Quarenta e nove anos decorridos sobre a data da sua publicação, Ovatyilongo representa um marco e um lamento no contexto histórico de Angola, sobretudo visto por aqueles que estão de fora. A geração do autor foi, sem dúvida, a geração traída pelos antagónicos ventos das circunstâncias, aquela a que não foi dada a oportunidade de ser visível na sua demonstração de angolanidade, culta e interessada que era numa mundividência plural, abrangente e descomplexada na edificação de um país multirracial e multicultural. Ainda hoje se descobrem, aqui e ali, diatribes em vozes públicas que classificam os brancos angolanos de «colonos», como se a cidadania fosse algo intrínseco à cor da pele e não definível pelo nascimento, opção e identidade. Seria o mundo um lugar mais aprazível e justo se o direito à opinião não fosse irresponsavelmente usado por mentes facciosas e estéreis, cujos dislates e verborreias apenas propagam velhos clichés e patranhas demenciais.
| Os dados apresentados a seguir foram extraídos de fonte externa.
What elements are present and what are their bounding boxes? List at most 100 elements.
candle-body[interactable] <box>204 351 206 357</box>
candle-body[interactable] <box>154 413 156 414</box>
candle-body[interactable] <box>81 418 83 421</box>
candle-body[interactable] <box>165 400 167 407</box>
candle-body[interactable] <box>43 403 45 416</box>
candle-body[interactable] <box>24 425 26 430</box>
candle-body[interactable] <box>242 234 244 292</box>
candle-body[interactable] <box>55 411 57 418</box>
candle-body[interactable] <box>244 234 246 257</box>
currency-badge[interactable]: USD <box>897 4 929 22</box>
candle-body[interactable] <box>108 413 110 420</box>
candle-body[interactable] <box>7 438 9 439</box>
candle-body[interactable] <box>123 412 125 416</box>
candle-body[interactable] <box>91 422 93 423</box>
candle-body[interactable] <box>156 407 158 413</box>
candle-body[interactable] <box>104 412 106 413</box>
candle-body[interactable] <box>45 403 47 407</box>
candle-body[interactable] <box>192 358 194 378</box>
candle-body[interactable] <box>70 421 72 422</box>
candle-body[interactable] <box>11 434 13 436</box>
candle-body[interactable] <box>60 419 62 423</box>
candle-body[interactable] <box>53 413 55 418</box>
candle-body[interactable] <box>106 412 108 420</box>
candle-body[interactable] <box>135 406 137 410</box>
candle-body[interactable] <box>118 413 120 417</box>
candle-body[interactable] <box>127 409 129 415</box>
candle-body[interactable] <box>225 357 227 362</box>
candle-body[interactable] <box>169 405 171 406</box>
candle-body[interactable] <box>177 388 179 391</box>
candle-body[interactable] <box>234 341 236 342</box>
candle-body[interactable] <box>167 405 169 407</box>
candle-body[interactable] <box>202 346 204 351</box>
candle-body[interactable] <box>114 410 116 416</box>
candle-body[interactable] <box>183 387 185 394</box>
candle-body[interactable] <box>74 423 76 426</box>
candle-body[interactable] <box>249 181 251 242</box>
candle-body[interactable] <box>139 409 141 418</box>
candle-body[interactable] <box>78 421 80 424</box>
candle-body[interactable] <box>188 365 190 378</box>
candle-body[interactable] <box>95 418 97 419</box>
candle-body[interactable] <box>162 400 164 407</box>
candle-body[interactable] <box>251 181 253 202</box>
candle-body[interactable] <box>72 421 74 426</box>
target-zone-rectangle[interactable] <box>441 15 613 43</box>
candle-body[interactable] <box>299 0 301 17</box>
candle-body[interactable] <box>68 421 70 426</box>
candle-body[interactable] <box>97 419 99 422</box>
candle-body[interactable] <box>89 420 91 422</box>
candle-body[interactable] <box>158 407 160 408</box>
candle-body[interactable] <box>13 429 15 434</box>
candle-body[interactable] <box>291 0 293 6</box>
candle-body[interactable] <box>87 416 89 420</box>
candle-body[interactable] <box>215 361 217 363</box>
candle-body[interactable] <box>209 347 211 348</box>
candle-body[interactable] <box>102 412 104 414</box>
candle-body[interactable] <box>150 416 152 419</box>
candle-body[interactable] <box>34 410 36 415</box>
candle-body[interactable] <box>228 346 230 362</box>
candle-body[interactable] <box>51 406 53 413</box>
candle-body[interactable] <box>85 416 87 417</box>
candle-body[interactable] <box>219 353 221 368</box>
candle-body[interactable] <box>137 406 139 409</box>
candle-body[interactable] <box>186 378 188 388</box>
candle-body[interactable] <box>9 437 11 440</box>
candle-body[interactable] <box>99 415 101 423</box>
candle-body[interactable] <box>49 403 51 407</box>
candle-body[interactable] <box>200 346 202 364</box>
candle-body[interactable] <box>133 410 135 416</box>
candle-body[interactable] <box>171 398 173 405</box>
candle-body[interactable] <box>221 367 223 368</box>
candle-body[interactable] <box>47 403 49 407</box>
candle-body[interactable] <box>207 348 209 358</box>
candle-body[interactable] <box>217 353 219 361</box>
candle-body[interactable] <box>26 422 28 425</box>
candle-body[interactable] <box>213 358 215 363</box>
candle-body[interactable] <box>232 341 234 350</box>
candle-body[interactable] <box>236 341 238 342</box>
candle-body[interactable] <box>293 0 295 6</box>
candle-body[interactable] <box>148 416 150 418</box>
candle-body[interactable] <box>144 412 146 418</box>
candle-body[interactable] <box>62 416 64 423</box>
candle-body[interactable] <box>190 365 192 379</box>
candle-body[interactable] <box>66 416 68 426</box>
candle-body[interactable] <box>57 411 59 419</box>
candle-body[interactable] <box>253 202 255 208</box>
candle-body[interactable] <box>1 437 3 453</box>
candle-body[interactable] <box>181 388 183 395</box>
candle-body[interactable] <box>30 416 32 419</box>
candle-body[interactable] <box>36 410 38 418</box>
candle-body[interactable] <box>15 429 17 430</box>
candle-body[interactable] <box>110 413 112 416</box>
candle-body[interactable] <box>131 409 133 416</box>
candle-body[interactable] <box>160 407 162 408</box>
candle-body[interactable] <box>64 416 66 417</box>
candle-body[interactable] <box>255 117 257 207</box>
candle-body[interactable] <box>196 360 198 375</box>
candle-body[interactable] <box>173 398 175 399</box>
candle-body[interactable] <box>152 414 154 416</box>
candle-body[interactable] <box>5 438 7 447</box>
O percurso literário de JA enriqueceu e diversificou-se muito. Além da poesia, publicou várias obras nos géneros da ficção e História. O seu mais recente romance, Cuéle — o pássaro troçador foi galardoado em Angola com o prestigiado Prémio de Literatura Dstangola/Camões. A notícia mereceu grande destaque no periódico Cultura - Jornal Angolano de Artes e Letras.
Longos foram os anos até a este momento, numa Angola muito atribulada e ainda cheia de feridas e à qual se regressa através dos livros. No fundo eles são, mesmo que simbolicamente, a mão que volta a página, ansiosa e expectante, de novas e promissoras venturas. Que este Prémio, justamente atribuído a JA, configure tudo isso.
 Através do sortilégio da literatura chegamos ao conhecimento do outro, à sua natureza, ao que nos liga e nos separa neste imenso corredor de sombras que é a vida. O dedo que nos aponta as circunstâncias como um destino incontornável, nos cega os princípios e as alternativas, nos dobra as convicções e as utopias, confunde a esperança. Não vamos por aí, apesar do ruído. Consciência (conscientia) é conhecimento compartido, e sentimento comum é compaixão, salientou Unamuno. 
Ovatyilongo é a voz de um jovem que cresceu entre palavras, e com elas abriu algemas enquanto ouvia os cânticos matinais de um povo ao qual se juntou em redor do fogo que clareava a noite. Lê-lo hoje, com o mesmo espírito de assombro e ternura, é regressar a um tempo de magia. É voltarmos a repartir o pão de outros dias, e dar água à poesia, nostálgicos mas serenos de um tempo que ficou em páginas que envelhecem, nobres e serenas, nas nossas estantes. São palavras antigas como árvores nas imensas savanas do Sul, falando de nós como testemunhas daquilo que somos, na certeza de que somos nós, como sempre fomos, fiéis aos mesmos princípios, aqui e em todo o mundo, mesmo atravessando tempestades.